Whether putting together a new team or rebuilding an existing one, the people you put into it are crucial in more ways than one. Good teams rely on a combination of factors to succeed, including a range of skills covering everything the team needs to achieve, adaptability, a sense of trust, and the ability to work well together.
This often means choosing people who work in similar ways, who balance each other out, and who are able to effectively communicate on the same level. For example, if you were to take a software engineer who excels at working alone and taking on most of the work, he might not do very well in a team requiring strict collaboration and interplay of ideas. Data from employee assessment and frameworks as well as emotional intelligence can help you to make the right decisions to create great teams.
Identify What’s Actually Needed for a Team
Creating a new team means identifying what the team should be doing, defining their scope, and then planning the team around that. This also means identifying workload, potential key players, and work environment.
You can use this to determine what is required in terms of skills, time management, prioritization, efficiency and speed, creativity, adaptability, willingness to learn, and collaboration. You can also use it to determine which types of people will excel on this team. If you’re building a slow-moving team that’s largely responsible for keeping everything running well, you know that highly creative workaholics are not the ideal fit for that team, they’ll quickly become bored and look for work elsewhere.
Identify Key Roles and Players in the Team
It’s extremely valuable to identify the core needs of your team first. This allows you to build your team around those people, so that you choose key roles and learn what they need in terms of communication, collaboration, and environment. Even if you’re hiring externally, it’s a good idea to know who you’re building the team around.
Let’s say you’re creating a new UX team. You need a senior UX designer in the lead role and everyone else in the team is there to support them. It’s important that you be able to design that team around their specific needs.

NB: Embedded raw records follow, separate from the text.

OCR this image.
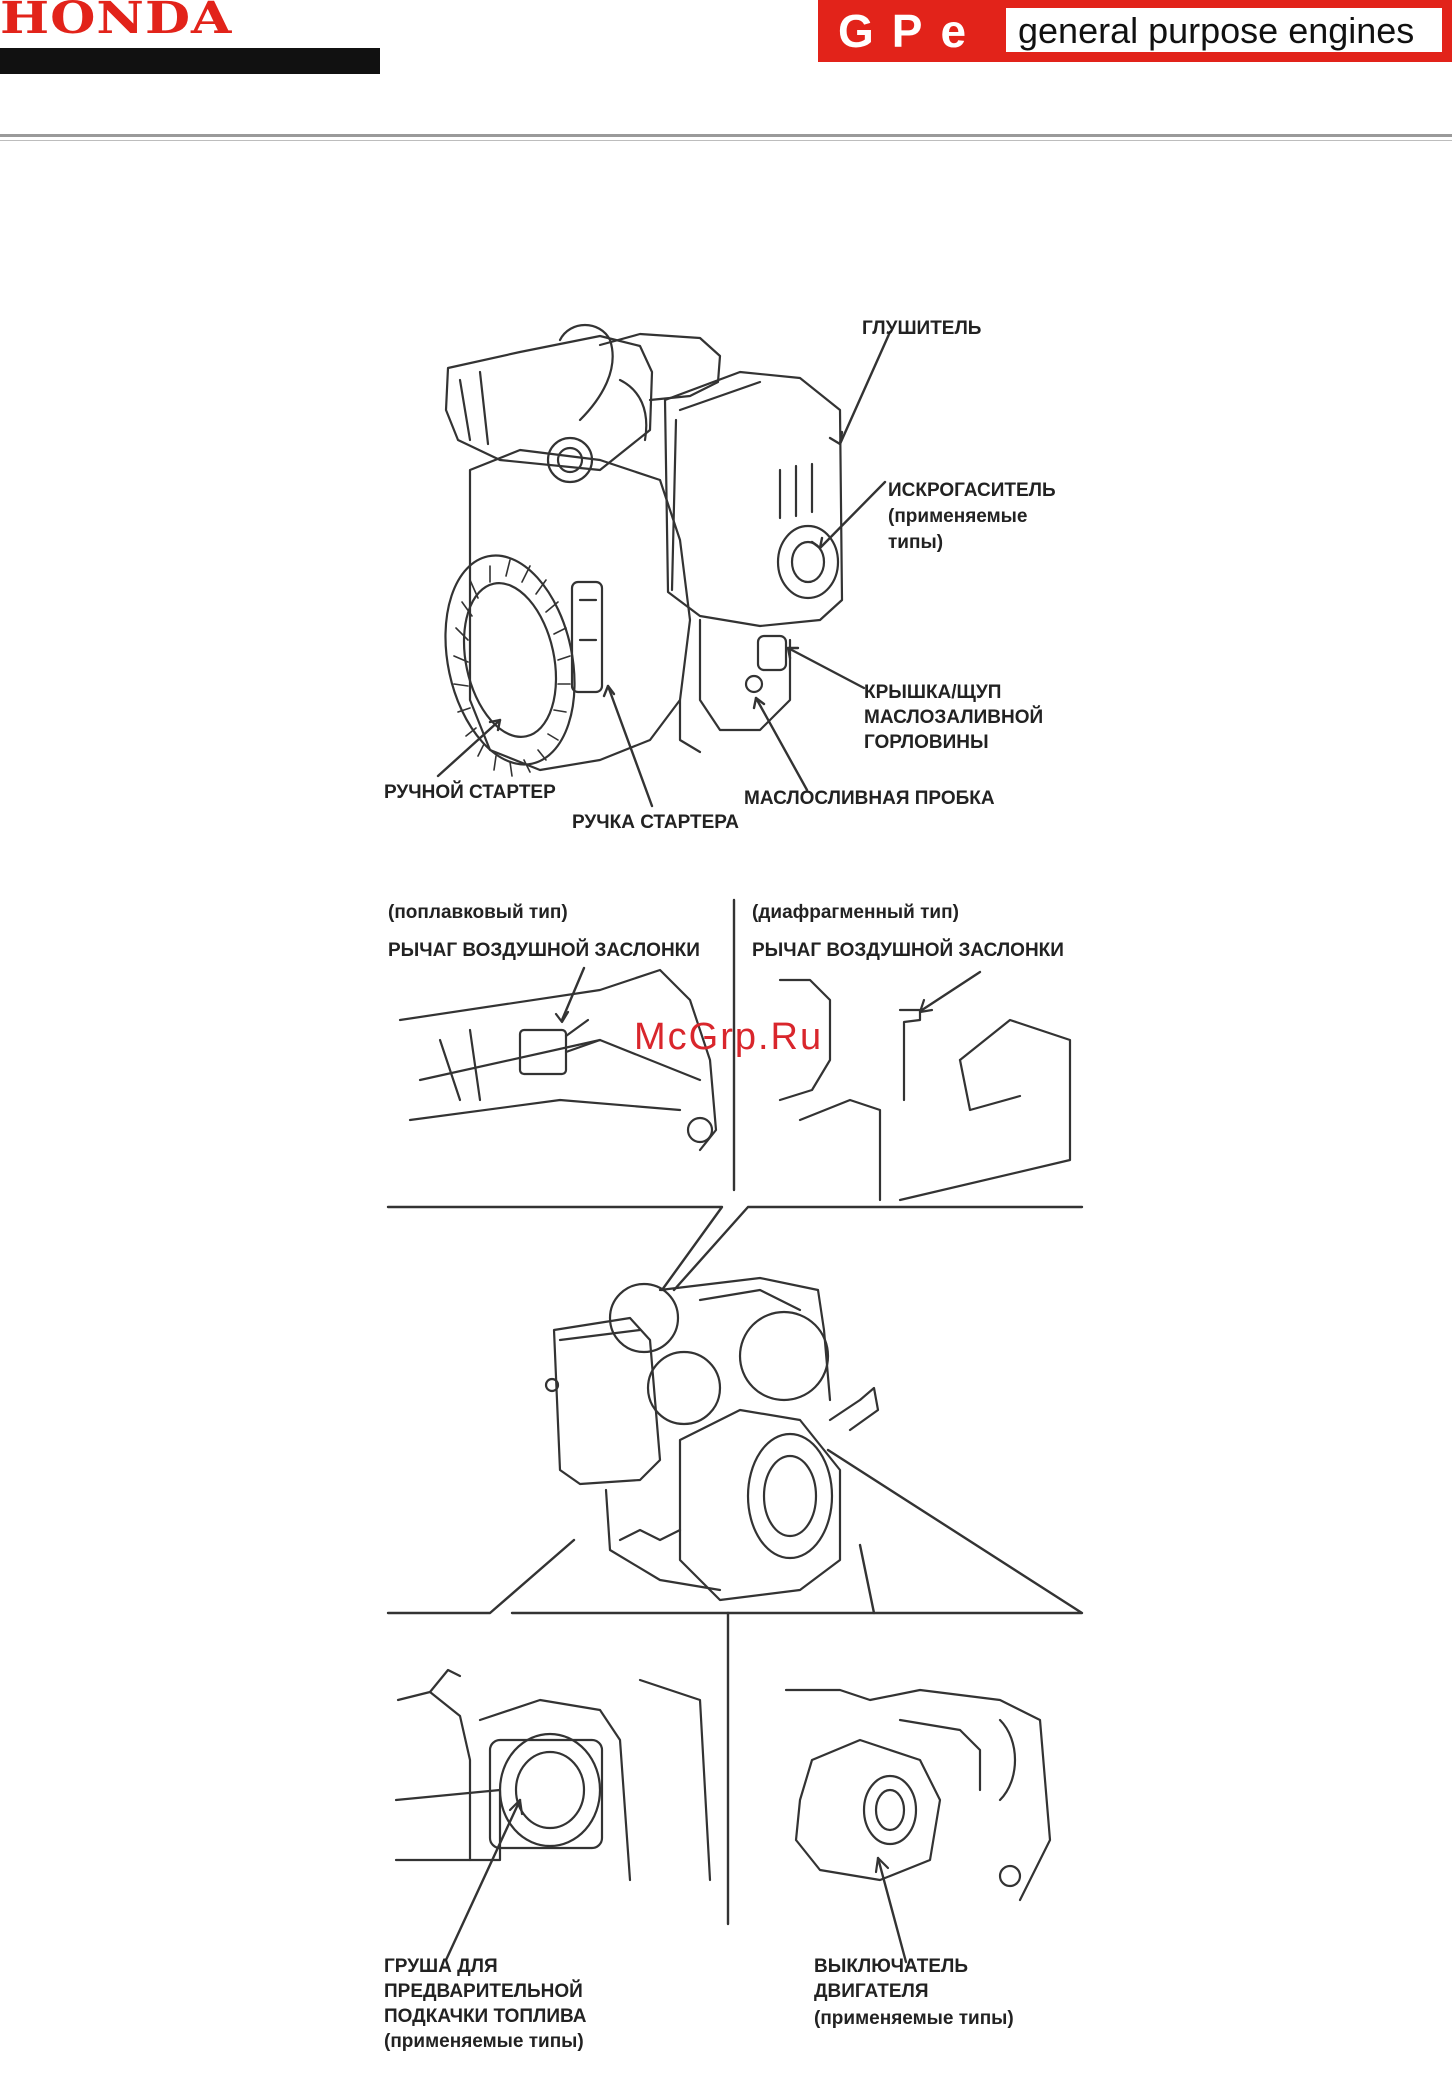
HONDA	GPe general purpose engines
ГЛУШИТЕЛЬ
ИСКРОГАСИТЕЛЬ
(применяемые
типы)
КРЫШКА/ЩУП
МАСЛОЗАЛИВНОЙ
ГОРЛОВИНЫ
РУЧНОЙ СТАРТЕР
РУЧКА СТАРТЕРА
МАСЛОСЛИВНАЯ ПРОБКА
(поплавковый тип)
РЫЧАГ ВОЗДУШНОЙ ЗАСЛОНКИ
(диафрагменный тип)
РЫЧАГ ВОЗДУШНОЙ ЗАСЛОНКИ
McGrp.Ru
ГРУША ДЛЯ
ПРЕДВАРИТЕЛЬНОЙ
ПОДКАЧКИ ТОПЛИВА
(применяемые типы)
ВЫКЛЮЧАТЕЛЬ
ДВИГАТЕЛЯ
(применяемые типы)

- How do your key players communicate?
- How emotionally intelligent are they?
- What kind of guidance do they need?
- What are their strengths?
- What are their weaknesses that could benefit from augmentation?
- What do they need?
Building a Team Based on Common Ground
Marcia Hughes, president of Collaborative Growth, identifies 7 key skills or behaviors individuals must have to work successfully together in a team. These include motivation, identity, emotional awareness, communication, conflict resolution, stress tolerance, and positive mood.
If you create a group of people with similar results on each of these points, they will be able to work together much more easily and productively. Someone who is significantly lower energy or more prone to stress than other members of his or her team will not excel in that team. While building these specific skills often requires significant time investment and training, you can do so internally when planning a team over the long-term. At the same time, you do have to mix people with higher and lower levels of motivation to avoid putting everyone with lower motivation into a single team.
While you can work to build teams around only skills, chances are that people won’t get along, may not be especially collaborative together, and may not be productive enough together. You can also work to develop desired traits such as emotional intelligence, motivation, or stress tolerance over time, with the understanding that lacking these things may reduce the overall productivity of your team at the start.